Moreover, we investigated the additional predictive value of the decrease in NT-proBNP during hospitalisation on top of the ESCAPE (Evaluation Study of Congestive Heart Failure and Pulmonary Artery Catheterisation Effectiveness) Risk Model and Discharge Score in a bivariable Cox regression model. A more explicit detail on this analysis and the results has been added as an online supplementary appendix (eAppendix 2).

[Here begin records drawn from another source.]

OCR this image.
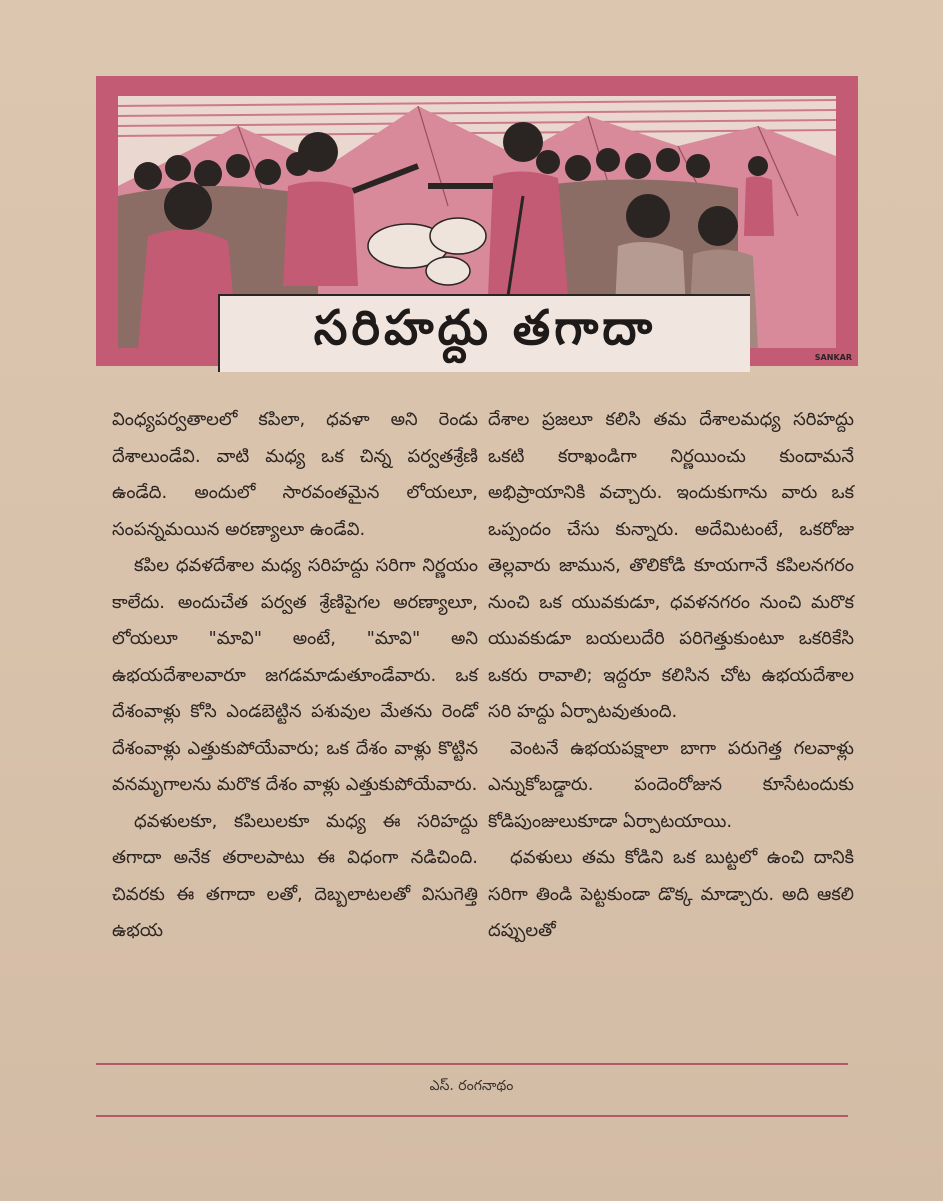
సరిహద్దు తగాదా
SANKAR

వింధ్యపర్వతాలలో కపిలా, ధవళా అని రెండు దేశాలుండేవి. వాటి మధ్య ఒక చిన్న పర్వతశ్రేణి ఉండేది. అందులో సారవంతమైన లోయలూ, సంపన్నమయిన అరణ్యాలూ ఉండేవి.

కపిల ధవళదేశాల మధ్య సరిహద్దు సరిగా నిర్ణయం కాలేదు. అందుచేత పర్వత శ్రేణిపైగల అరణ్యాలూ, లోయలూ "మావి" అంటే, "మావి" అని ఉభయదేశాలవారూ జగడమాడుతూండేవారు. ఒక దేశంవాళ్లు కోసి ఎండబెట్టిన పశువుల మేతను రెండో దేశంవాళ్లు ఎత్తుకుపోయేవారు; ఒక దేశం వాళ్లు కొట్టిన వనమృగాలను మరొక దేశం వాళ్లు ఎత్తుకుపోయేవారు.

ధవళులకూ, కపిలులకూ మధ్య ఈ సరిహద్దు తగాదా అనేక తరాలపాటు ఈ విధంగా నడిచింది. చివరకు ఈ తగాదా లతో, దెబ్బలాటలతో విసుగెత్తి ఉభయ

దేశాల ప్రజలూ కలిసి తమ దేశాలమధ్య సరిహద్దు ఒకటి కరాఖండిగా నిర్ణయించు కుందామనే అభిప్రాయానికి వచ్చారు. ఇందుకుగాను వారు ఒక ఒప్పందం చేసు కున్నారు. అదేమిటంటే, ఒకరోజు తెల్లవారు జామున, తొలికోడి కూయగానే కపిలనగరం నుంచి ఒక యువకుడూ, ధవళనగరం నుంచి మరొక యువకుడూ బయలుదేరి పరిగెత్తుకుంటూ ఒకరికేసి ఒకరు రావాలి; ఇద్దరూ కలిసిన చోట ఉభయదేశాల సరి హద్దు ఏర్పాటవుతుంది.

వెంటనే ఉభయపక్షాలా బాగా పరుగెత్త గలవాళ్లు ఎన్నుకోబడ్డారు. పందెంరోజున కూసేటందుకు కోడిపుంజులుకూడా ఏర్పాటయాయి.

ధవళులు తమ కోడిని ఒక బుట్టలో ఉంచి దానికి సరిగా తిండి పెట్టకుండా డొక్క మాడ్చారు. అది ఆకలి దప్పులతో

ఎస్. రంగనాథం
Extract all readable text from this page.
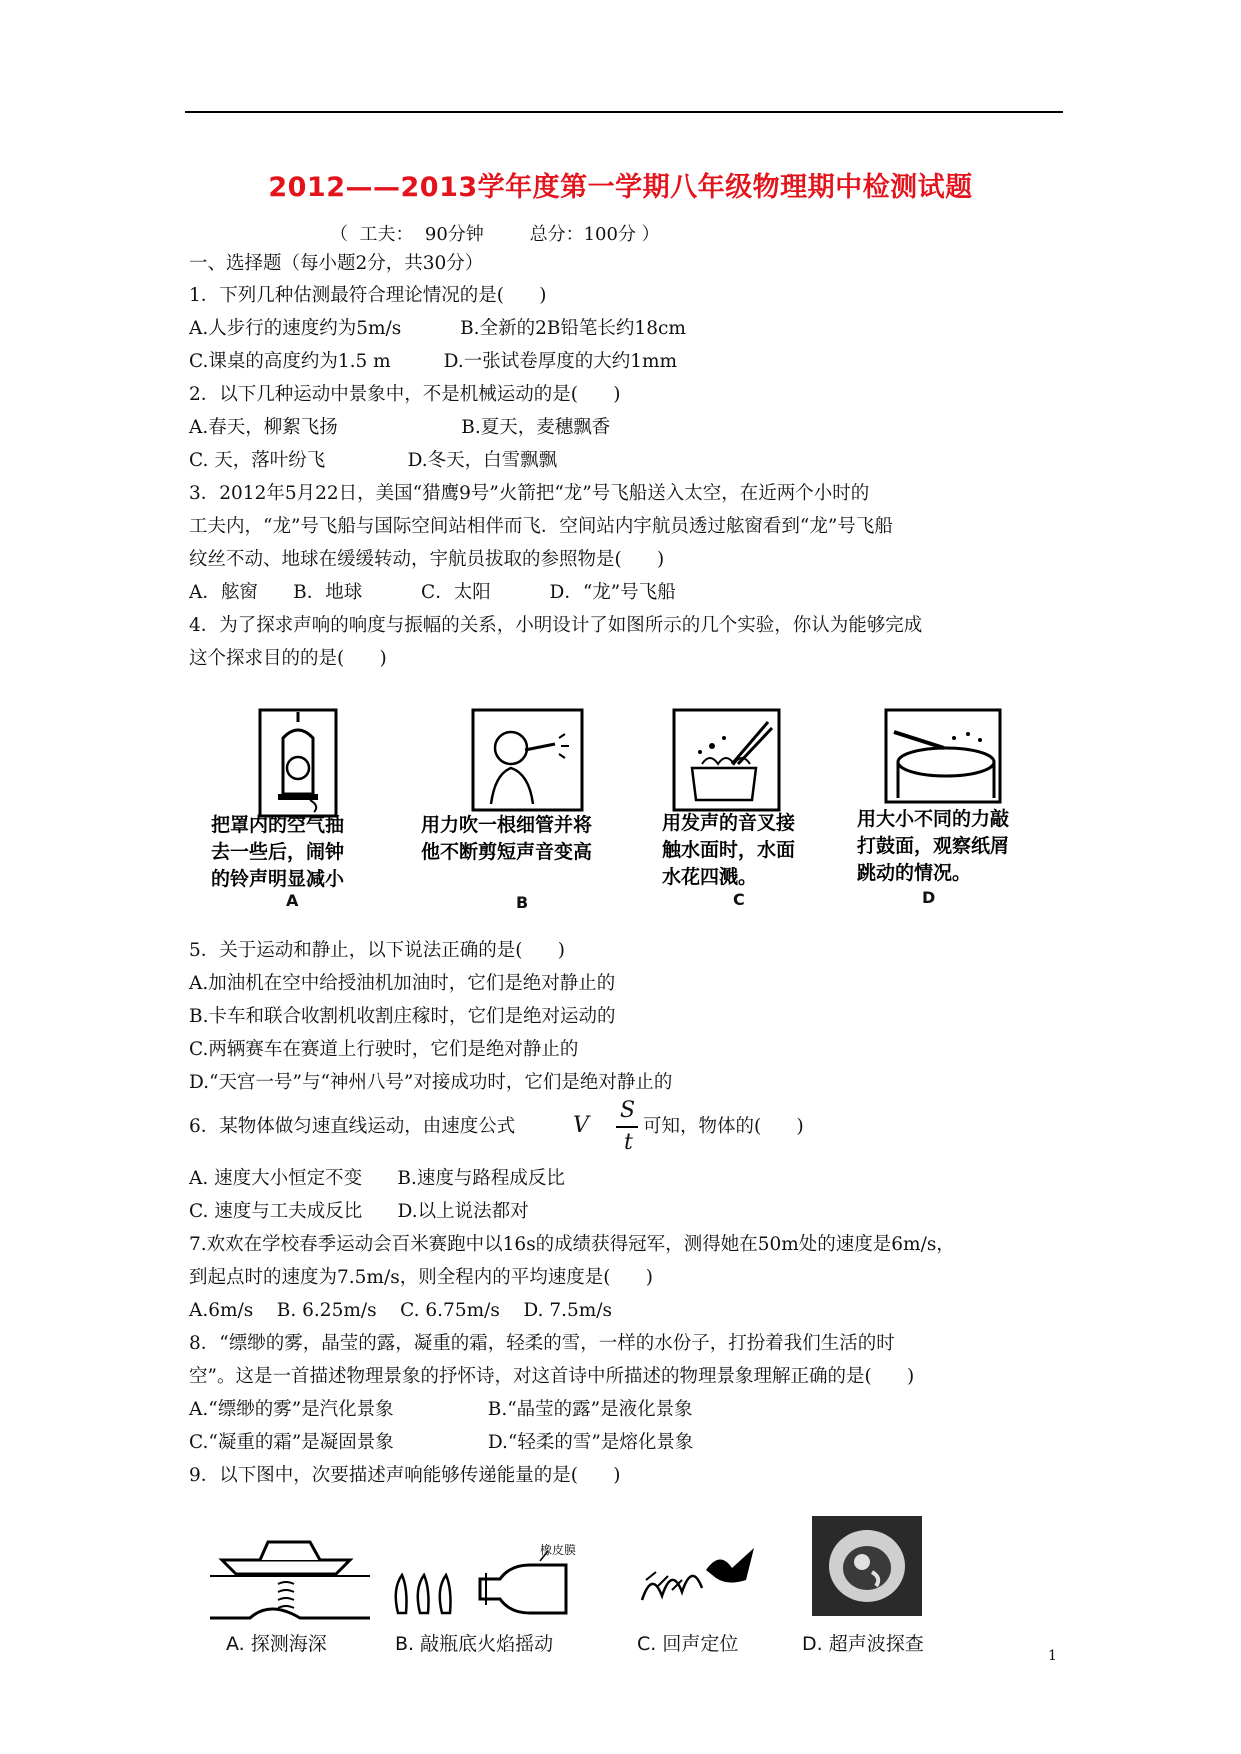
2012——2013学年度第一学期八年级物理期中检测试题
（  工夫：  90分钟        总分：100分 ）
一、选择题（每小题2分，共30分）
1．下列几种估测最符合理论情况的是(      )
A.人步行的速度约为5m/s          B.全新的2B铅笔长约18cm
C.课桌的高度约为1.5 m         D.一张试卷厚度的大约1mm
2．以下几种运动中景象中，不是机械运动的是(      )
A.春天，柳絮飞扬                     B.夏天，麦穗飘香
C. 天，落叶纷飞              D.冬天，白雪飘飘
3．2012年5月22日，美国“猎鹰9号”火箭把“龙”号飞船送入太空，在近两个小时的
工夫内，“龙”号飞船与国际空间站相伴而飞．空间站内宇航员透过舷窗看到“龙”号飞船
纹丝不动、地球在缓缓转动，宇航员拔取的参照物是(      )
A．舷窗      B．地球          C．太阳          D．“龙”号飞船
4．为了探求声响的响度与振幅的关系，小明设计了如图所示的几个实验，你认为能够完成
这个探求目的的是(      )
把罩内的空气抽
去一些后，闹钟
的铃声明显减小
用力吹一根细管并将
他不断剪短声音变高
用发声的音叉接
触水面时，水面
水花四溅。
用大小不同的力敲
打鼓面，观察纸屑
跳动的情况。
A	B	C	D
5．关于运动和静止，以下说法正确的是(      )
A.加油机在空中给授油机加油时，它们是绝对静止的
B.卡车和联合收割机收割庄稼时，它们是绝对运动的
C.两辆赛车在赛道上行驶时，它们是绝对静止的
D.“天宫一号”与“神州八号”对接成功时，它们是绝对静止的
6．某物体做匀速直线运动，由速度公式	V
S
t
可知，物体的(      )
A. 速度大小恒定不变      B.速度与路程成反比
C. 速度与工夫成反比      D.以上说法都对
7.欢欢在学校春季运动会百米赛跑中以16s的成绩获得冠军，测得她在50m处的速度是6m/s，
到起点时的速度为7.5m/s，则全程内的平均速度是(      )
A.6m/s    B. 6.25m/s    C. 6.75m/s    D. 7.5m/s
8．“缥缈的雾，晶莹的露，凝重的霜，轻柔的雪，一样的水份子，打扮着我们生活的时
空”。这是一首描述物理景象的抒怀诗，对这首诗中所描述的物理景象理解正确的是(      )
A.“缥缈的雾”是汽化景象                B.“晶莹的露”是液化景象
C.“凝重的霜”是凝固景象                D.“轻柔的雪”是熔化景象
9．以下图中，次要描述声响能够传递能量的是(      )
橡皮膜
A. 探测海深	B. 敲瓶底火焰摇动	C. 回声定位	D. 超声波探查
1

The multivariable Cox regression model was used to develop a predictive discharge score based on the strongest predicting variables regarding mortality and including NT-proBNP absolute values at discharge and percentage reduction. A simplified model was obtained by assigning weights to individual risk markers proportional to their regression coefficients. Cut-offs of the ÉLAN-HF Score (European coLlaboration on Acute decompeNsated Heart Failure) for the different risk groups were based on quartiles among those who had an event. However, it should be noted that for the calculation of the risk estimate and the calculation of the Kaplan–Meier curves, we did use the whole population.
The risk score was externally validated in a separate cohort of patients from the BOT-AcuteHF (NT-proBNP in the Optimisation of Treatment after recent Acute Heart Failure) trial (n=325, ClinicalTrials.gov Identifier: NCT00498472). The BOT-AcuteHF trial was designed to evaluate whether the assessment of NT-proBNP levels measured before discharge improves prognostication. This study enrolled patients between January 2006 and April 2010 who were admitted for ADHF with New York Heart Association (NYHA) Class III or IV and requiring intravenous therapy. Patients were randomly assigned to NT-proBNP guided treatment or standard care. The trial was recently completed but the results are yet to be published. In this study, NT-proBNP levels were measured at 3 days before discharge and at discharge. Hence, the change between values at discharge and those at 3 days before discharge was used as a proxy for the change parameter in our risk model. We calculated the KM curves for 1-year mortality for the four categories of our risk score.
Demographic characteristics are presented as frequencies and percentages when it concerns categorical data, and the Fisher exact test was used to make a comparison. Normally distributed, continuous variables are reported as mean±SD, and were compared using the Student t test. Other continuous data, expressed as median with IQR, were compared using the Mann–Whitney U test. Multiple imputation pooling algorithms was used to correct for missing values. All probability values were two-sided and considered significant if <0.05. Statistical analyses were conducted using SPSS V.19.0.1 (SPSS, Chicago, Illinois, USA) and R (R Foundation for Statistical Computing, Vienna, Austria).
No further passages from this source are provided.